Il ministro italiano dell’Economia Gualtieri esce dalla riunione dei ministri delle Finanze, Ecofin, soddisfatto. Lo stop sul quale puntavano Olanda, Irlanda e Lussemburgo non è passato. È stata invece accolta, a maggioranza qualificata, la proposta di mediazione del ministro tedesco Scholz che ha insistito per l’approvazione immediata senza supplementi di discussione. Il tema era centralissimo: la governance, cioè la definizione dei paletti e dei controlli sull’uso del Recovery Fund da parte dei singoli paesi. Proprio il capitolo su cui in luglio aveva rischiato di arenarsi il progetto, sbloccato dopo estenuanti discussioni. «Se non lo approviamo adesso rischiamo di trovarci in una situazione difficile», ha incalzato Scholz, consapevole del rischio ancora fortissimo di uno slittamento dei tempi che impedirebbe l’erogazione dei fondi nella prima metà del 2021.

NEL PROGETTO TEDESCO, che deve essere approvato venerdì dal vertice degli ambasciatori presso la Ue e poi spedito al Parlamento europeo, il cosiddetto «freno d’emergenza» è un po’ ridimensionato. Non moltissimo in realtà ma tanto da permettere a Gualtieri di affermare, del resto a ragione, che il «potere di veto» non è passato. Il “freno” consiste nella possibilità da parte dei singoli Stati di chiedere alla commissione una verifica sugli investimenti e sui progressi reali delle riforme promesse. La stretta chiesta dal ministro olandese Hoekstra consisteva nel reclamare che i Piani di rilancio dei singoli Paesi venissero vincolati alle raccomandazioni della Commissione del 2019, decisamente più rigidi di quelli del 2020, stabiliti in piena era Covid. La proposta non è passata. Il vertice degli sherpa di Ecofin avrà quattro settimane per avanzare gli eventuali rilievi, passate le quali la Commissione procederà con l’erogazione.

I «frugali», che comunque non hanno deposto le armi, hanno comunque ottenuto un «premio di consolazione». Nel testo è stato inserito un richiamo esplicito alla procedura per squilibri eccessivi. Viene così ribadito che il Patto di stabilità è solo sospeso, non cancellato. Quando rientrerà in vigore i Paesi dovranno rientrare nei parametri.

C’È UN’ALTRA NOVITÀ non secondaria. Ecofin ha ritoccato la tempistica entro la quale dovranno essere portati a termine i vari progetti. La commissione aveva fissato 7 anni per gli investimenti e 4 per le riforme.
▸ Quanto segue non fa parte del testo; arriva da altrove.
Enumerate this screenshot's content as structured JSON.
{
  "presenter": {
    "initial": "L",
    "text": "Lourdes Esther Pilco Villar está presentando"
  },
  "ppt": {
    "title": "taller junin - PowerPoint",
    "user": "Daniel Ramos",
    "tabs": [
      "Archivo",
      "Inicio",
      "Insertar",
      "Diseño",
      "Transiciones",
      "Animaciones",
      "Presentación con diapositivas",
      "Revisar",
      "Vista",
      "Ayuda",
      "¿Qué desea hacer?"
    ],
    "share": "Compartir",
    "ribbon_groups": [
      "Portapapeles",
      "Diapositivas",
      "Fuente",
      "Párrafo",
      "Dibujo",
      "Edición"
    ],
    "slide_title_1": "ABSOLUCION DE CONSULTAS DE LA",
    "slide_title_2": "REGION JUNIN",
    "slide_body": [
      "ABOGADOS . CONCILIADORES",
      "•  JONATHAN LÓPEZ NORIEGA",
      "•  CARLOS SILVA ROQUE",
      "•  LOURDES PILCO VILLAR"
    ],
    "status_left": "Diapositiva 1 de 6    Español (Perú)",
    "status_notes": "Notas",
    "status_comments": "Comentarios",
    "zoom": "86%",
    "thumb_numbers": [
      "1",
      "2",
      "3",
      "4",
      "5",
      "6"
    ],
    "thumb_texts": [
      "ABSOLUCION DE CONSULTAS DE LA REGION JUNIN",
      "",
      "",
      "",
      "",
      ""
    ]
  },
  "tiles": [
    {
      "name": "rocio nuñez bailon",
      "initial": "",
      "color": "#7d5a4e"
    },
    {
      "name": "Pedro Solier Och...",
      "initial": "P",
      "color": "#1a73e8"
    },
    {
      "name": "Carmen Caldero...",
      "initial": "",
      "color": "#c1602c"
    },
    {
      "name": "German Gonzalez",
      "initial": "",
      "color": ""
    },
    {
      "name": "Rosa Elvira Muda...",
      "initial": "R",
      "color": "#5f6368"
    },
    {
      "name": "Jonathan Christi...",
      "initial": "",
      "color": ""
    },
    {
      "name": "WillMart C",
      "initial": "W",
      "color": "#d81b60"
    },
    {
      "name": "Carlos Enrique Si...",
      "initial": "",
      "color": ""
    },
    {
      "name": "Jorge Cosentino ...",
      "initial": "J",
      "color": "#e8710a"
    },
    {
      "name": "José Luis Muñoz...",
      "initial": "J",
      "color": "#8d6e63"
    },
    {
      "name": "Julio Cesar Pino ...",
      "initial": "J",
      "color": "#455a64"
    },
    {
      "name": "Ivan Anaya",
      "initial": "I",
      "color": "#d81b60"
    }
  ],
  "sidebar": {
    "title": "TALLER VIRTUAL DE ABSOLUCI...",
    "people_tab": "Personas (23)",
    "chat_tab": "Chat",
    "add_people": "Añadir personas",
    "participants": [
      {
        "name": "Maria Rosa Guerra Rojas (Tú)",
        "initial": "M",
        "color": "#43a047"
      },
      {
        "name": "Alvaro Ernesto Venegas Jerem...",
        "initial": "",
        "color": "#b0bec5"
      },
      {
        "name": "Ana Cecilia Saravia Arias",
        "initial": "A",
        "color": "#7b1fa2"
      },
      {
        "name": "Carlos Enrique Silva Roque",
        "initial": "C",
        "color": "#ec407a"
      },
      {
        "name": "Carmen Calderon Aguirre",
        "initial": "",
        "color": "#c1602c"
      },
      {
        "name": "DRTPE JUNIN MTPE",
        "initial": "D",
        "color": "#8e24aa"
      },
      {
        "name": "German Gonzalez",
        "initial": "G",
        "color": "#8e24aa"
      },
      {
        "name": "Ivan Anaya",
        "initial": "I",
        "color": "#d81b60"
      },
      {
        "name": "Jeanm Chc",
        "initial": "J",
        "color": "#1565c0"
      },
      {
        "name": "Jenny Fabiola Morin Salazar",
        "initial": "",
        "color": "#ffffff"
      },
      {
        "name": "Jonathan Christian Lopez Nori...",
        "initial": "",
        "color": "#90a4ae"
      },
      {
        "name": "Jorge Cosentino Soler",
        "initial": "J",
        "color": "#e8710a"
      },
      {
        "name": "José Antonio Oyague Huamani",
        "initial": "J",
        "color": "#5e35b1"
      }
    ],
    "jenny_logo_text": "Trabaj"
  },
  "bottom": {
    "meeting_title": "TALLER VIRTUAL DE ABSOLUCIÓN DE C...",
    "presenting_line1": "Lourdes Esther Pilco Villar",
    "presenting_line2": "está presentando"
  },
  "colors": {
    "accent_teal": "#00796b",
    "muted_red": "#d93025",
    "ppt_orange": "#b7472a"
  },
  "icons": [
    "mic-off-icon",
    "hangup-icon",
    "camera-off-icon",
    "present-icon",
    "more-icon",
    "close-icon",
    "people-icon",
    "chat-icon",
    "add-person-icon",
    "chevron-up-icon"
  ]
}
Il limite per entrambe le voci è ora la fine di agosto 2026. Ci sono dunque 5 anni e 8 mesi per completare un’opera che, soprattutto per i Paesi in maggiore difficoltà e più arretrati sulla strada delle riforme come l’Italia, è ciclopica. Tanto più soddisfatto è dunque Gualtieri per un ulteriore elemento emerso dal vertice. La riunione ha chiarito che l’anticipo del 10% del fondo a disposizione che i Paesi potranno chiedere, deve essere valutato sull’intera cifra e non solo sul 70%, altra richiesta avanzata dall’Olanda.

GALVANIZZATO DALL’ESITO positivo della riunione ma spinto anche dalla necessità di rispondere alle critiche e ai dubbi Gualtieri torna sulla Nadef approvata nella notte, chiarendo anche che, con 22 miliardi in deficit e 14 dai fondi europei, la manovra complessiva è di 36 miliardi. Il deficit al 9%, spiega poi, «è una valutazione prudenziale: i dati sul terzo trimestre e la previsione sul quarto, che è stata molto prudente, ci consentirebbero di parlare di un dato migliore». La cautela è dovuta al rischio di un peggioramento del quadro epidemico, citata apertamente nella Nadef. Il ministro afferma però che secondo il governo si tratta di un’eventualità improbabile.

Il quadro del ministro è a tutto campo. La liquidità, che per l’Italia non costituisce un problema, avendo «pieno accesso ai mercati». La Cassa integrazione, che «verosimilmente non verrà usata tutta». Lo spread, che «non è mai stato così basso e può calare ancora». Ma anche il Mes. «Lo abbiamo già usato», afferma. L’approvazione della nuova linea di credito «è di per sé un elemento sistemico che ha contribuito al calo dello spread». Formula diplomatica che piacerà tuttavia più a chi, come i 5S, di Mes non vuol sentir parlare che non a chi, come Zingaretti e Renzi, non intende accontentarsi dell’«elemento sistemico» e vorrebbe chiedere subito il prestito sonante.